Jeeny: “That’s what real giving does, Jack. It loops back. The giver and the receiver become one. You gave her your time, she gave you her faith. That’s the Holy exchange.”
Jack: “And you think that’s enough to change the world?”
Jeeny: “Maybe not the world. But it changes a world — hers, yours, mine. And when enough little worlds turn toward kindness, the big one begins to follow.”
Host: The snow began to fall outside, slowly, each flake catching the streetlight like a tiny star. The volunteers were gone now, but the truck still sat there, its back doors open, revealing rows of bright boxes — bears, dolls, puzzles, and tiny trains waiting to be held by small hands.
Jack: “You always see hope in the smallest things.”
Jeeny: “That’s because that’s where hope hides. In the little acts that most people dismiss.”

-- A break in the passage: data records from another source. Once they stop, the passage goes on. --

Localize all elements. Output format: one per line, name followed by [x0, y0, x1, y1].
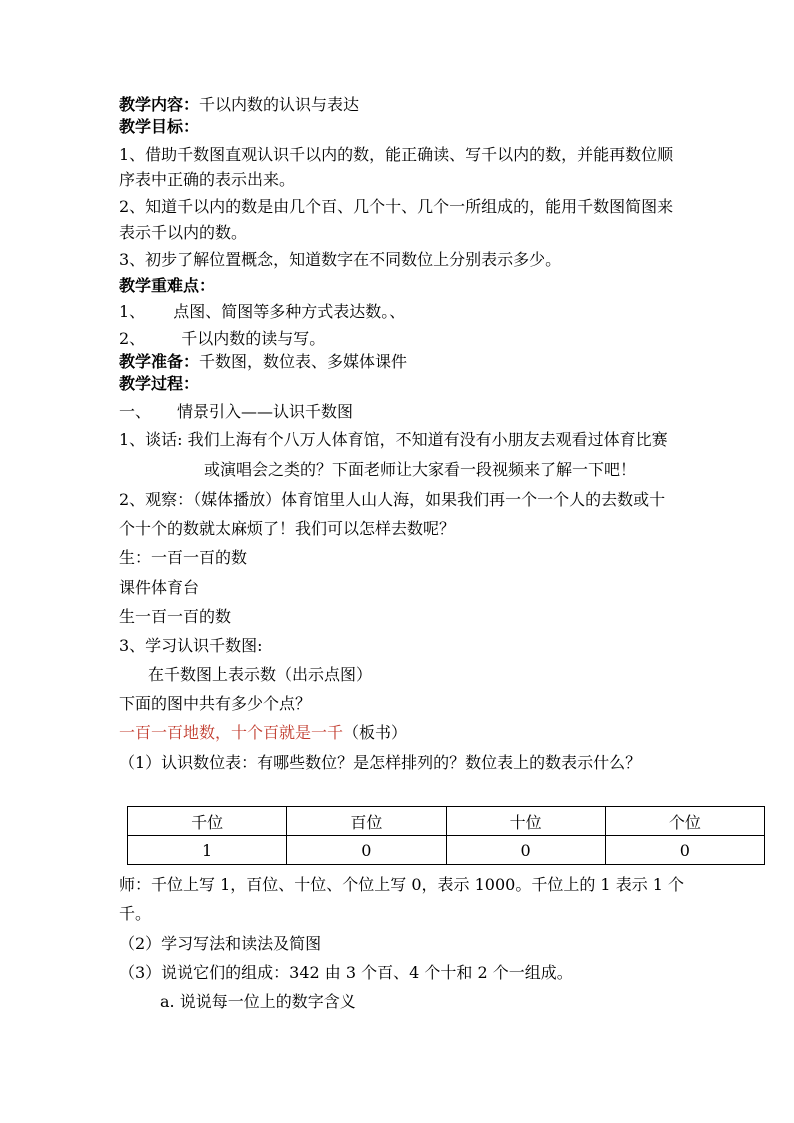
step-1: （1）认识数位表：有哪些数位？是怎样排列的？数位表上的数表示什么？ [119, 753, 642, 772]
section-1-text: 情景引入——认识千数图 [177, 402, 354, 421]
step-3a: a. 说说每一位上的数字含义 [160, 992, 356, 1011]
show-dots-line: 在千数图上表示数（出示点图） [148, 665, 373, 684]
keypoints-heading: 教学重难点： [119, 276, 216, 295]
goal-3: 3、初步了解位置概念，知道数字在不同数位上分别表示多少。 [119, 250, 562, 269]
step-2: （2）学习写法和读法及简图 [119, 934, 322, 953]
prep-value: 千数图，数位表、多媒体课件 [199, 352, 408, 371]
prep-label: 教学准备： [119, 352, 200, 371]
table-row [128, 836, 765, 865]
board-note: （板书） [343, 723, 408, 742]
student-answer-1: 生：一百一百的数 [119, 548, 248, 567]
goal-2-line-1: 2、知道千以内的数是由几个百、几个十、几个一所组成的，能用千数图简图来 [119, 197, 674, 216]
table-header-row [128, 807, 765, 836]
courseware-note: 课件体育台 [119, 578, 200, 597]
observe-line-2: 个十个的数就太麻烦了！我们可以怎样去数呢？ [119, 519, 456, 538]
content-value: 千以内数的认识与表达 [199, 95, 360, 114]
goal-heading: 教学目标： [119, 117, 200, 136]
process-heading: 教学过程： [119, 374, 200, 393]
table-cell: 0 [287, 836, 446, 865]
keypoint-2-number: 2、 [119, 329, 146, 348]
keypoint-1-number: 1、 [119, 302, 146, 321]
content-label: 教学内容： [119, 95, 200, 114]
board-line [119, 723, 407, 743]
goal-1-line-2: 序表中正确的表示出来。 [119, 170, 296, 189]
table-cell: 0 [605, 836, 764, 865]
digit-place-table [127, 806, 765, 865]
content-line [119, 95, 359, 115]
table-cell: 0 [446, 836, 605, 865]
talk-line-2: 或演唱会之类的？下面老师让大家看一段视频来了解一下吧！ [204, 460, 637, 479]
question-line: 下面的图中共有多少个点？ [119, 694, 312, 713]
table-header-cell: 个位 [605, 807, 764, 836]
goal-2-line-2: 表示千以内的数。 [119, 223, 248, 242]
section-1-number: 一、 [119, 402, 152, 421]
highlight-text: 一百一百地数，十个百就是一千 [119, 723, 344, 742]
table-header-cell: 百位 [287, 807, 446, 836]
step-3: （3）说说它们的组成：342 由 3 个百、4 个十和 2 个一组成。 [119, 963, 573, 982]
table-cell: 1 [128, 836, 287, 865]
section-1-title [119, 402, 353, 422]
goal-1-line-1: 1、借助千数图直观认识千以内的数，能正确读、写千以内的数，并能再数位顺 [119, 145, 674, 164]
table-header-cell: 千位 [128, 807, 287, 836]
keypoint-2 [119, 329, 325, 349]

Host: Jack stood, slipping on his coat, his eyes fixed on the truck outside.
Jack: “Come on, then.”
Jeeny: “Where?”
Jack: “If smiles are worth something, let’s go buy a few.”
Host: Jeeny’s laugh — soft, genuine — filled the air. She rose too, wrapping her scarf around her neck, her cheeks flushed from the warmth of belief.
As they stepped outside, the cold bit at their faces, but something bright flickered between them — not light, not heat, but the spark of shared purpose.
The snow kept falling, gentle and pure, covering the sidewalk and the city alike, until even the hospital seemed wrapped in quiet grace.
And somewhere, in a ward of sleeping children, a toy bear was being held against a small chest, its button eyes reflecting the world’s softest light — the light of people who still believed that giving, no matter how small, could still heal.